>>105870348Well said. To the point, even if a bit oversimplified.
>not 10 millions lines of code X.org is more like 1.2 millions lines of code, but I understand it's a hyperbole.
>X is a lot of useless lines of code and dead code and useless features no one cared since 1990, all of which are bypassed using modules because since 2007 you really only cares about:>1. Get a GPU buffer>2. Draw on it on time>3. Occasionally handle inputsThat's the crux of the issue. The X protocol was made in a time when you expected the X server to handle fonts, text, filling boxes, and filling boxes with colours. Degraded colors. Shadows. Basically clients sent commands like "display A in that font with a shadow" to the X server, which then did its best. A lot of code was made for the X server to handle the most inane of graphical commands.

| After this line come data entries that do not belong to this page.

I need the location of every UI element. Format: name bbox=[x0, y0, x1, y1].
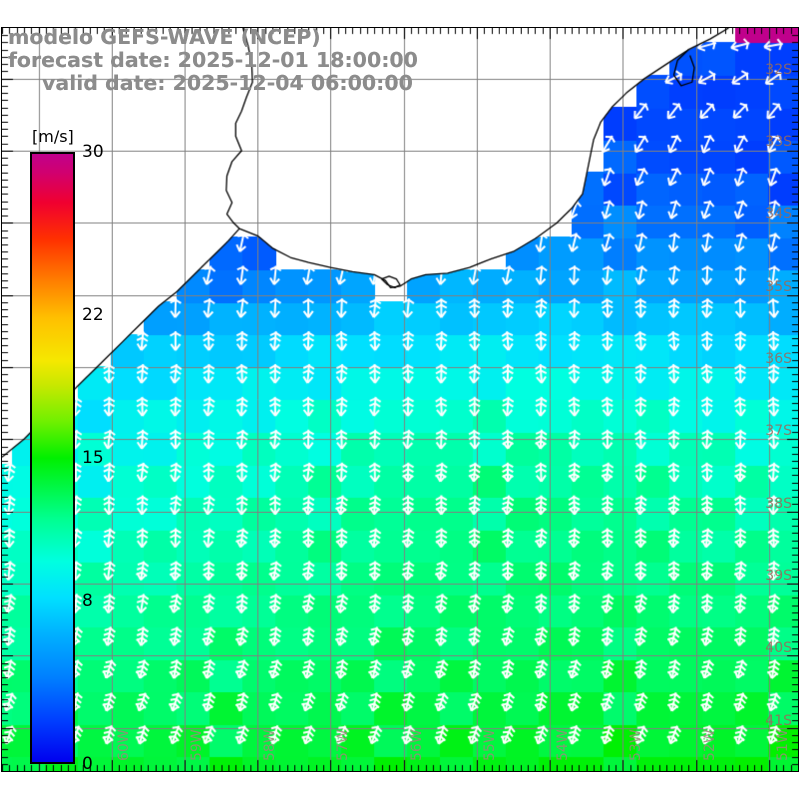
colorbar-tick-label: 22 bbox=[82, 305, 104, 326]
colorbar-gradient bbox=[30, 152, 75, 764]
longitude-label: 52W bbox=[701, 729, 718, 761]
longitude-label: 51W bbox=[774, 729, 791, 761]
latitude-label: 39S bbox=[765, 567, 792, 584]
coastline bbox=[2, 28, 798, 771]
latitude-label: 32S bbox=[765, 61, 792, 78]
latitude-label: 38S bbox=[765, 495, 792, 512]
latitude-label: 37S bbox=[765, 423, 792, 440]
longitude-label: 54W bbox=[555, 729, 572, 761]
colorbar-tick-label: 30 bbox=[82, 142, 104, 162]
latitude-label: 33S bbox=[765, 133, 792, 150]
colorbar-tick-label: 8 bbox=[82, 590, 93, 611]
latitude-label: 36S bbox=[765, 350, 792, 367]
longitude-label: 56W bbox=[408, 729, 425, 761]
colorbar-unit-label: [m/s] bbox=[32, 127, 74, 146]
latitude-label: 34S bbox=[765, 206, 792, 223]
longitude-label: 60W bbox=[115, 729, 132, 761]
longitude-label: 53W bbox=[628, 729, 645, 761]
longitude-label: 59W bbox=[189, 729, 206, 761]
longitude-label: 58W bbox=[262, 729, 279, 761]
latitude-label: 35S bbox=[765, 278, 792, 295]
colorbar-tick-label: 0 bbox=[82, 754, 93, 774]
longitude-label: 57W bbox=[335, 729, 352, 761]
colorbar-tick-label: 15 bbox=[82, 448, 104, 468]
latitude-label: 40S bbox=[765, 640, 792, 657]
longitude-label: 55W bbox=[481, 729, 498, 761]
map-plot-area[interactable]: 32S33S34S35S36S37S38S39S40S41S61W60W59W5… bbox=[1, 27, 799, 772]
latitude-label: 41S bbox=[765, 712, 792, 729]
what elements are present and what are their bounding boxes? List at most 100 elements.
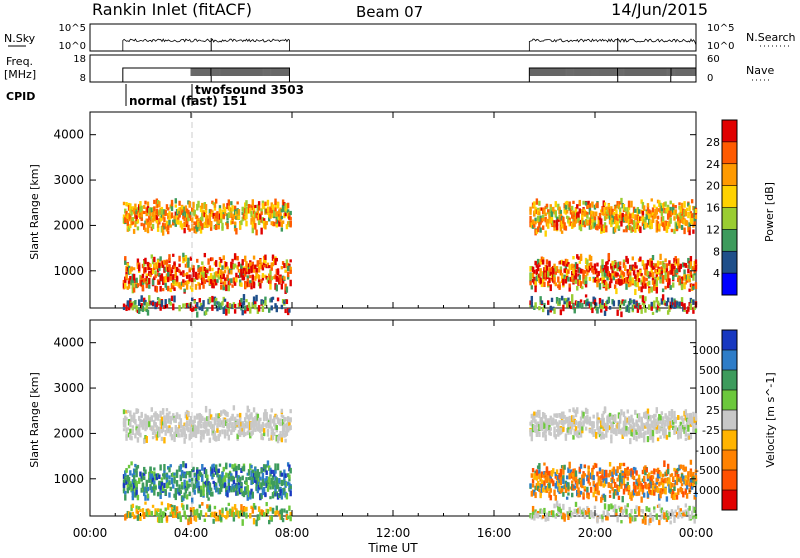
data-cell xyxy=(139,433,141,438)
data-cell xyxy=(615,288,617,294)
data-cell xyxy=(673,486,675,490)
data-cell xyxy=(176,413,178,419)
data-cell xyxy=(269,507,271,512)
data-cell xyxy=(657,216,659,220)
data-cell xyxy=(576,407,578,414)
data-cell xyxy=(652,481,654,484)
data-cell xyxy=(233,405,235,410)
data-cell xyxy=(666,496,668,501)
data-cell xyxy=(180,515,182,522)
data-cell xyxy=(229,303,231,307)
data-cell xyxy=(276,258,278,261)
data-cell xyxy=(585,427,587,431)
data-cell xyxy=(230,212,232,217)
data-cell xyxy=(639,295,641,298)
data-cell xyxy=(158,263,160,269)
data-cell xyxy=(185,463,187,468)
data-cell xyxy=(680,264,682,269)
data-cell xyxy=(619,478,621,482)
data-cell xyxy=(194,300,196,303)
data-cell xyxy=(228,284,230,291)
data-cell xyxy=(667,271,669,278)
data-cell xyxy=(664,201,666,206)
data-cell xyxy=(576,204,578,209)
data-cell xyxy=(265,221,267,225)
data-cell xyxy=(289,468,291,474)
data-cell xyxy=(132,504,134,508)
data-cell xyxy=(556,224,558,230)
data-cell xyxy=(662,275,664,279)
data-cell xyxy=(167,286,169,291)
data-cell xyxy=(151,407,153,412)
data-cell xyxy=(258,517,260,520)
data-cell xyxy=(678,202,680,205)
data-cell xyxy=(284,473,286,478)
data-cell xyxy=(646,484,648,490)
data-cell xyxy=(685,433,687,437)
data-cell xyxy=(201,416,203,421)
data-cell xyxy=(589,277,591,281)
data-cell xyxy=(168,492,170,497)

This was a 1988 paradigm. It worked. The protocol was also kinda extremely slow (each command are sent *individually* and then *acknowledged* individually, introducing many round trips, which wasn't an issue when you were in a fast LAN in 1988 with extremely weak computers, but is nowadays) and also kinda bad (if there is an error the X server returns *lmao there was an error* to the client, it is to the client to know what it did wrong, OpenGL had the same philosophy).
Except nowadays we expect things to our fonts, like, I dunno, anti-aliasing. And all of this is not handled by the graphical stack, but by whatever library you use to actually display characters, which simply put them into a GPU buffer. This hasn't been handled by X since yes roughly 2008. Well, more like early 2000s.
But the code remains. The protocol remains. The absurdly huge amount of code remains.
Since early 2010s, all any conceivable graphical softwares ask of X.org is: a buffer, a draw() command, and the input on it. Both of which are handled by two extensions to X.org, Xinput and whatever is for gpu access I forgot the name.